Reflections on "Testing Without Mocks"
Saturday 7 January 2023 18:30
James Shore has written a new draft of his "Testing Without Mocks: A Pattern Language" article which I thoroughly recommend reading, or at least the accompanying Mastodon thread.
To help me understand how this approach differs from a typical "testing with mocks" approach, I found it useful to think about three key questions:
-
Which parts of the system -- whether that be code, data, infrastructure or something else -- do you replace with test doubles?
-
How do you make those test doubles?
-
Who's responsible for making the test doubles?
By investigating the different answers to these questions, we can then see how we might mix and match those answers to explore other possible approaches. Let's dig in!
Question #1: which parts of the system do you replace with test doubles?
The typical approach with mocks is to replace an object's immediate dependencies with mocks. At the other end of the spectrum, if you're running end-to-end tests, you might use production code with non-production config, say to point the system at a temporary (but real) database.
Nullables says that we should run as much of our own code as possible, but avoid using real infrastructure.
So, we replace those dependencies on infrastructure at the lowest level, for instance by replacing stdout.write()
.
If you're mocking immediate dependencies, then you often end up mocking an awful lot of your interfaces at one point or another. I suspect an advantage of replacing dependencies at the lowest level is a much smaller, and therefore more manageable, set of interfaces that you have to replace.
Question #2: how do we make the test doubles?
Rather using a mocking framework, or making the real thing with different config,
you replace the lowest level of instructure with embedded stubs.
One way I think of embedded stubs is as in-memory implementations that do just enough to let the code run and the tests pass:
they don't need to be full implementations.
For instance, instead of calling random()

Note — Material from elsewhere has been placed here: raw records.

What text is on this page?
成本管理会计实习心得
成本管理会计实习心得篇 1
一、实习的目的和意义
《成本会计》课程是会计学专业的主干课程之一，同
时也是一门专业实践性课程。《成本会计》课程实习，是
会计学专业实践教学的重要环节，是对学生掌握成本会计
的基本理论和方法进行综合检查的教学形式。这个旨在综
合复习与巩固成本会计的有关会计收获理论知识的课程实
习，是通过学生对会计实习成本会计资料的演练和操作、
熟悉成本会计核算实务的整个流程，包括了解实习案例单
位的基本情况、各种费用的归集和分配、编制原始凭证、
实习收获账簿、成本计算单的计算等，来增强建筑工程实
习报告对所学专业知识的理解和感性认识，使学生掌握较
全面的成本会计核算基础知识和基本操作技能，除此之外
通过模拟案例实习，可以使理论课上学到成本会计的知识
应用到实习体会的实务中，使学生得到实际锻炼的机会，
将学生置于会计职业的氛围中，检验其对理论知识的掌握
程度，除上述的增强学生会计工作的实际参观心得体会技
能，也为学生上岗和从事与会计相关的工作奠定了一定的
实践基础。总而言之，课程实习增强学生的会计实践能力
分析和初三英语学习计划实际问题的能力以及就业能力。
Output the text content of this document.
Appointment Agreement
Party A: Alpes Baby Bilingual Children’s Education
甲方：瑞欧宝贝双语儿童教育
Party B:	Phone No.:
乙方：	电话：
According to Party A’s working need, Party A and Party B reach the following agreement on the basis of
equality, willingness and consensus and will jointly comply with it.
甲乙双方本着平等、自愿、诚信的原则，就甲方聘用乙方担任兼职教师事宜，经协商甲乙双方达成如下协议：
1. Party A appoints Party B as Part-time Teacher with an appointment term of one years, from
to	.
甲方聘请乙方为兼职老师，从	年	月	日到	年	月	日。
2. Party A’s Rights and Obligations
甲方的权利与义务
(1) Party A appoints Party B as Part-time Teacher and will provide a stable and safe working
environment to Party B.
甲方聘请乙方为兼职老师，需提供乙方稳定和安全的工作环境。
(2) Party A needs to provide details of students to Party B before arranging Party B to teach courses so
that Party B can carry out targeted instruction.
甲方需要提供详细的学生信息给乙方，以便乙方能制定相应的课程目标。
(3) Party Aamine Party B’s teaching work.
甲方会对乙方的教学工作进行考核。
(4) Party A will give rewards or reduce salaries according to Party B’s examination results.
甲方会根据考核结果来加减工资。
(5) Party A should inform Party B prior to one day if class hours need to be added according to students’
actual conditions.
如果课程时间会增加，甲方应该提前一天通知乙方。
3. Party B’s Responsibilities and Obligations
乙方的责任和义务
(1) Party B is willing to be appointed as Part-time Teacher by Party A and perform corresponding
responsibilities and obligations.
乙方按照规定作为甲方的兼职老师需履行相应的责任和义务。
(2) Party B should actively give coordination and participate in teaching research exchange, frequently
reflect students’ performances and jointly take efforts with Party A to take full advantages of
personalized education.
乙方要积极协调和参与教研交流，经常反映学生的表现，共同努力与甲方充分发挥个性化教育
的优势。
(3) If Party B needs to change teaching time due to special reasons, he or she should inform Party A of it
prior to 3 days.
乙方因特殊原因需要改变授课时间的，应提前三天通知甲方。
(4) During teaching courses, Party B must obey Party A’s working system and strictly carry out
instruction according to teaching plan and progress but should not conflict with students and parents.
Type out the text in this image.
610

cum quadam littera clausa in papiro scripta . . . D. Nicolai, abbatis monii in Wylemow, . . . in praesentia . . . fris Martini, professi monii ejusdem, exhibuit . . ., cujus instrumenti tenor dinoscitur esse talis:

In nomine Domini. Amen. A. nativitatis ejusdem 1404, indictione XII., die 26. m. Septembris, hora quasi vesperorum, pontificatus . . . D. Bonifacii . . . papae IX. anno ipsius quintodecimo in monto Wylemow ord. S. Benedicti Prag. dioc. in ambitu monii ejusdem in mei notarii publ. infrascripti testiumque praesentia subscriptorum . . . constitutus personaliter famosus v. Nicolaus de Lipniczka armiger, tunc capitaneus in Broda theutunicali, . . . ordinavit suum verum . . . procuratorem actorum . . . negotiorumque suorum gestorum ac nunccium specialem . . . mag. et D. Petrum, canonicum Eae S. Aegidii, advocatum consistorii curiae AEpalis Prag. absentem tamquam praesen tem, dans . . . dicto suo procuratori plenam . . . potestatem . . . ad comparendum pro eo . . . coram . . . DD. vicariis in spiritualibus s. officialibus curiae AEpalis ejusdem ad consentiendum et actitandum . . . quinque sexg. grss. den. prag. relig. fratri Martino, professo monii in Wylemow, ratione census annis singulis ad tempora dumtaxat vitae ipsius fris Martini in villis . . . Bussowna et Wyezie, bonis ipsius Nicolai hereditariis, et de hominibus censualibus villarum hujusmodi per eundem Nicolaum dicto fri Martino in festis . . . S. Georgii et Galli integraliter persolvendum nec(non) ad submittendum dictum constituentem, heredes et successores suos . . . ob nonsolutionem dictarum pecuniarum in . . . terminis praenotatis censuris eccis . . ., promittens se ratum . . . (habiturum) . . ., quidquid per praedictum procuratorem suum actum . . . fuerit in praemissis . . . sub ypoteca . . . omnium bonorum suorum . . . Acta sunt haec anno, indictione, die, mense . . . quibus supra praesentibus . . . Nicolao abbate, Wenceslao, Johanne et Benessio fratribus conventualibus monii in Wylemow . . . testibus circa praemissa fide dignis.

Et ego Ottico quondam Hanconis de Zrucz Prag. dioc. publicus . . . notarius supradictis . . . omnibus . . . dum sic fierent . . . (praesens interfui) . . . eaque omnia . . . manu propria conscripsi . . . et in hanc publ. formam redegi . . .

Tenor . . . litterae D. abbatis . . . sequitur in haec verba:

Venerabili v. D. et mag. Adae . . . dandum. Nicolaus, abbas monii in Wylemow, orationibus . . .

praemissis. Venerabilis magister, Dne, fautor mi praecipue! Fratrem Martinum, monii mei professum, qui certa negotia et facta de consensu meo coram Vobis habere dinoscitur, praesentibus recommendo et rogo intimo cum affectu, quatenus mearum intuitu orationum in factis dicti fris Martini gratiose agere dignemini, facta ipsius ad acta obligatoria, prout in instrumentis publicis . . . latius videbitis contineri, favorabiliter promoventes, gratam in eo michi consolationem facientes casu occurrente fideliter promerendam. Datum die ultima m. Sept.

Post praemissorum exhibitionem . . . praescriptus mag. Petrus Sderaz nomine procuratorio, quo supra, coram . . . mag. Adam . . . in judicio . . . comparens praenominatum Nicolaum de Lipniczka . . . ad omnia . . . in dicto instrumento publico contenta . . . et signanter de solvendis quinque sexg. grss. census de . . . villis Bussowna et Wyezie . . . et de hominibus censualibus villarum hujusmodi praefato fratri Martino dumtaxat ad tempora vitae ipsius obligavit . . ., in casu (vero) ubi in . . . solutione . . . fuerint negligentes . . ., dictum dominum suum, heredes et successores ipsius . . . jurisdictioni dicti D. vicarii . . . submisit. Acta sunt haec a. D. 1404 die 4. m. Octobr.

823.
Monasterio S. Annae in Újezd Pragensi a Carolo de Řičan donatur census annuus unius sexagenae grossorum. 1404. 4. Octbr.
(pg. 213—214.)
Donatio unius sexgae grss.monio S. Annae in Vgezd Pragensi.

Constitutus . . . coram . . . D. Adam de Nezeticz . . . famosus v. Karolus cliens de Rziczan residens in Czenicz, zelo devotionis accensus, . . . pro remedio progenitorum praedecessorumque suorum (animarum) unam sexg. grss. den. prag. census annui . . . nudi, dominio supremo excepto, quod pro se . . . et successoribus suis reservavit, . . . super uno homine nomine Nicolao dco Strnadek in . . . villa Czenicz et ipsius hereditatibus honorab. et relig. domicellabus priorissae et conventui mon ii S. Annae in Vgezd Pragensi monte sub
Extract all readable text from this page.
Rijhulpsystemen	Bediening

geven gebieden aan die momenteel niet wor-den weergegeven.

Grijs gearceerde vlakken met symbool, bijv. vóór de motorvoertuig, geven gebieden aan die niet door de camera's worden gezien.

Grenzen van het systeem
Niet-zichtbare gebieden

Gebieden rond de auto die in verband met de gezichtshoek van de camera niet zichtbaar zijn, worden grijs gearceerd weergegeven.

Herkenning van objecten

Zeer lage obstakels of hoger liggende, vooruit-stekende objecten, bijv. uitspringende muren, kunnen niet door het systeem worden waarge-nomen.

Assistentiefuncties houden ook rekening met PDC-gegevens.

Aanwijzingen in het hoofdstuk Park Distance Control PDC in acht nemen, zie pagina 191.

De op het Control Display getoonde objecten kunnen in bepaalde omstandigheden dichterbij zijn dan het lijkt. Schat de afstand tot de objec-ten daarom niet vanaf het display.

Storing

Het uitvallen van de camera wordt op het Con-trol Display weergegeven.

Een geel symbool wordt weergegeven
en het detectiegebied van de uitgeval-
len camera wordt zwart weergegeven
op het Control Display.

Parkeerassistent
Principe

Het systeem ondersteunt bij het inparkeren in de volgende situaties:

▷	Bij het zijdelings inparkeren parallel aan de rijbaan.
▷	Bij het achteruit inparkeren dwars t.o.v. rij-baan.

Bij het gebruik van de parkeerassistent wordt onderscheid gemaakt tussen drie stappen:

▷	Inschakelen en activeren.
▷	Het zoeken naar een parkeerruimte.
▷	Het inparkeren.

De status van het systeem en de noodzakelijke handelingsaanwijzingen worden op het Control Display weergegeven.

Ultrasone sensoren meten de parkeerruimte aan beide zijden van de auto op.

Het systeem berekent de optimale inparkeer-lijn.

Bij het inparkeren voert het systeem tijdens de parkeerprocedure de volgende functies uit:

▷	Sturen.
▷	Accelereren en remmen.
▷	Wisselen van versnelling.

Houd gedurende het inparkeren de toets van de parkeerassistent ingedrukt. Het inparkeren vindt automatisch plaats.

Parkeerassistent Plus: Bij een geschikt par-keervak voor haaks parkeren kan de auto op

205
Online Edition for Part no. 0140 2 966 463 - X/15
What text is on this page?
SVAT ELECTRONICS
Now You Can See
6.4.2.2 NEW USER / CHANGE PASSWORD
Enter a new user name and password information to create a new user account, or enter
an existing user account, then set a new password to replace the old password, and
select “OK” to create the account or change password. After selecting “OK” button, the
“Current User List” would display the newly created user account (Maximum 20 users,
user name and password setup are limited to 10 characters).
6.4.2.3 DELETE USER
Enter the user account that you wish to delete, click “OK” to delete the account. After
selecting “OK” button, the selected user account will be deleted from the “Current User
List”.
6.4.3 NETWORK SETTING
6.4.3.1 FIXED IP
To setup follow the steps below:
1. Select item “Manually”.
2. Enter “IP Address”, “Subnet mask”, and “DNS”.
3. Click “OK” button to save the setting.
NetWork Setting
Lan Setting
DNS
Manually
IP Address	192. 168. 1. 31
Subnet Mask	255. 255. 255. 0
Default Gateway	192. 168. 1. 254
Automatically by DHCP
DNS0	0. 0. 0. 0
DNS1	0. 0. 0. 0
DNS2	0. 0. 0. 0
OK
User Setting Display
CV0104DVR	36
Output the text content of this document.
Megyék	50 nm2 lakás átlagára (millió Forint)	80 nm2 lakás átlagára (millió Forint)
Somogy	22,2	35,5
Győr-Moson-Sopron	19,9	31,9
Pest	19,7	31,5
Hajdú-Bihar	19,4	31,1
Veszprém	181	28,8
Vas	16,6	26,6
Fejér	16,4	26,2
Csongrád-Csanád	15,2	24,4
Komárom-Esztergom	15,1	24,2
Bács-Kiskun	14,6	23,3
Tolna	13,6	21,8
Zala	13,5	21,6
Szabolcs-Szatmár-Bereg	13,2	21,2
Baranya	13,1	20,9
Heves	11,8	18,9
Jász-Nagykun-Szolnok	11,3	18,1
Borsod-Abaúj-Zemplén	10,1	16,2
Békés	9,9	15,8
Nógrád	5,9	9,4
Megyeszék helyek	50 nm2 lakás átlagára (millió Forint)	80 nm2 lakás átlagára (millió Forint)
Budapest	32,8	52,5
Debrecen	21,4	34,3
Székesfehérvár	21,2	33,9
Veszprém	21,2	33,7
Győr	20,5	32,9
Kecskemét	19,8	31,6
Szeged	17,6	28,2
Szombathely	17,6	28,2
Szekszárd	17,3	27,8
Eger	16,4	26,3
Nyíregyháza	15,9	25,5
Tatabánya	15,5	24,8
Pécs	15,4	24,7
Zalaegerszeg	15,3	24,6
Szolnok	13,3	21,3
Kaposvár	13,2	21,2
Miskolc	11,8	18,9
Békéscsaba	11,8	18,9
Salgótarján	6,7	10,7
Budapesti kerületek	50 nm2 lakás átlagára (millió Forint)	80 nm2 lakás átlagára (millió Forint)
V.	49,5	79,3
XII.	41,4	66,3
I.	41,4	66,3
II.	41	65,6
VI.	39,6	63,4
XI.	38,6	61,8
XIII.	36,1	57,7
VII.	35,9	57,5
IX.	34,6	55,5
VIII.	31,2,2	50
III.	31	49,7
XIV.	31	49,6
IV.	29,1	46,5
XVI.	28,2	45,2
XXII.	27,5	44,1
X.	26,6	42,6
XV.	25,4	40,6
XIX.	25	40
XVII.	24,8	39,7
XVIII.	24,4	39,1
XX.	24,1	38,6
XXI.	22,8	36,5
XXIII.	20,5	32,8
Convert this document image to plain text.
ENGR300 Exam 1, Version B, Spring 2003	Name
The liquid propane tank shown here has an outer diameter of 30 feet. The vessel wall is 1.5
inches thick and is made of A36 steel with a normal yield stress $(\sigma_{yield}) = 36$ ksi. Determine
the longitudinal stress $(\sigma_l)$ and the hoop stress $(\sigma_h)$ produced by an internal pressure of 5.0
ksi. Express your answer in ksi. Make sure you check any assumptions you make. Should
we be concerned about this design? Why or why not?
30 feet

, just return a constant value.
We then make the other objects in our system nullable: that is, we provide a way to instantiate them with dependencies that are themselves either nullable or embedded stubs.
(This glosses over a lot of important detail in the original article, such as configurable responses and output tracking, which I'm leaving out for brevity.)
Question #3: who's responsible for making the test doubles?
Or, to put it another way, where does the code that sets up dependencies for tests live? The embedded stub pattern means that all of the code that implements an interface, whether for production or for testing, is in one place, rather than (for instance) each test case mocking an interface and having to correctly simulate how it works.
By putting this code in the same file as the production code, it means the knowledge of how the interface is supposed to work is in one place, reducing the risk of inconsistency and improving quality through repeated use.
Similarly, higher level interfaces have functions to create nullable instances in the same file as the functions that create the production instances. So, again, the knowledge of how to create a test instance of X is in one place, which is the same place as X itself, rather than scattered across multiple tests.
Mixing and matching
Now, I reckon you could pick and choose your answers to these questions. For instance, suppose your default is replacing immediate dependencies in the test case using a mocking framework. You could:
- keep using a mocking framework (different answer to question #2), but
- choose to mock the lowest level of infrastructure (same answer to question #1), and
- put all of the code that sets up the mocks (directly or indirectly) in one place (same answer to question #3).
Or you could:
- throw away the mocking framework and hand-write stubs (same answer to question #2), but
- still replace immediate dependencies (different answer to question #1), and
- write a separate implementation in each test case/suite (different answer to question #3).
These different combinations come with all sorts of different trade-offs, and some will be more useful than others. Personally, I've gotten a lot of mileage out of:
- making test doubles without a mocking framework, and
- putting the code to set up testable instances of X in the same place as X itself (so the knowledge of how X should work is in one place, and the code to simulate X isn't duplicated), but
- varying exactly at what level dependencies are replaced: sometimes immediate dependencies, sometimes the lowest level of infrastructure, sometimes somewhere in the middle. I often find that "somewhere in the middle" is where the simplest and most stable interface to replace (and therefore the one that leads to less brittle tests with clearer intent) can be found. It's entirely possible that this is an artefact of poor design choices on my part though!
Conclusion
These three questions gave me a way to interrogate the approach that James Shore describes, as well as more traditional approaches such as end-to-end testing and testing with mocks. To be clear, I think these three questions are a way to interrogate and explore approaches, not to characterise them entirely.
Each combination of answers will present its own particular challenges that need solving: if you haven't already done so, I strongly encourage you to read James Shore's original article to see how he does so.
We can, to some extent, mix and match the answers of these approaches, allowing us to consider and explore alternatives that match our own preferences and context. Even if an approach isn't the right choice at a given moment, perhaps some aspects of the approach or the underlying thinking can lead us to interesting new thoughts.
Thanks to James Shore for responding to my ramblings when I originally thought about this on Mastodon.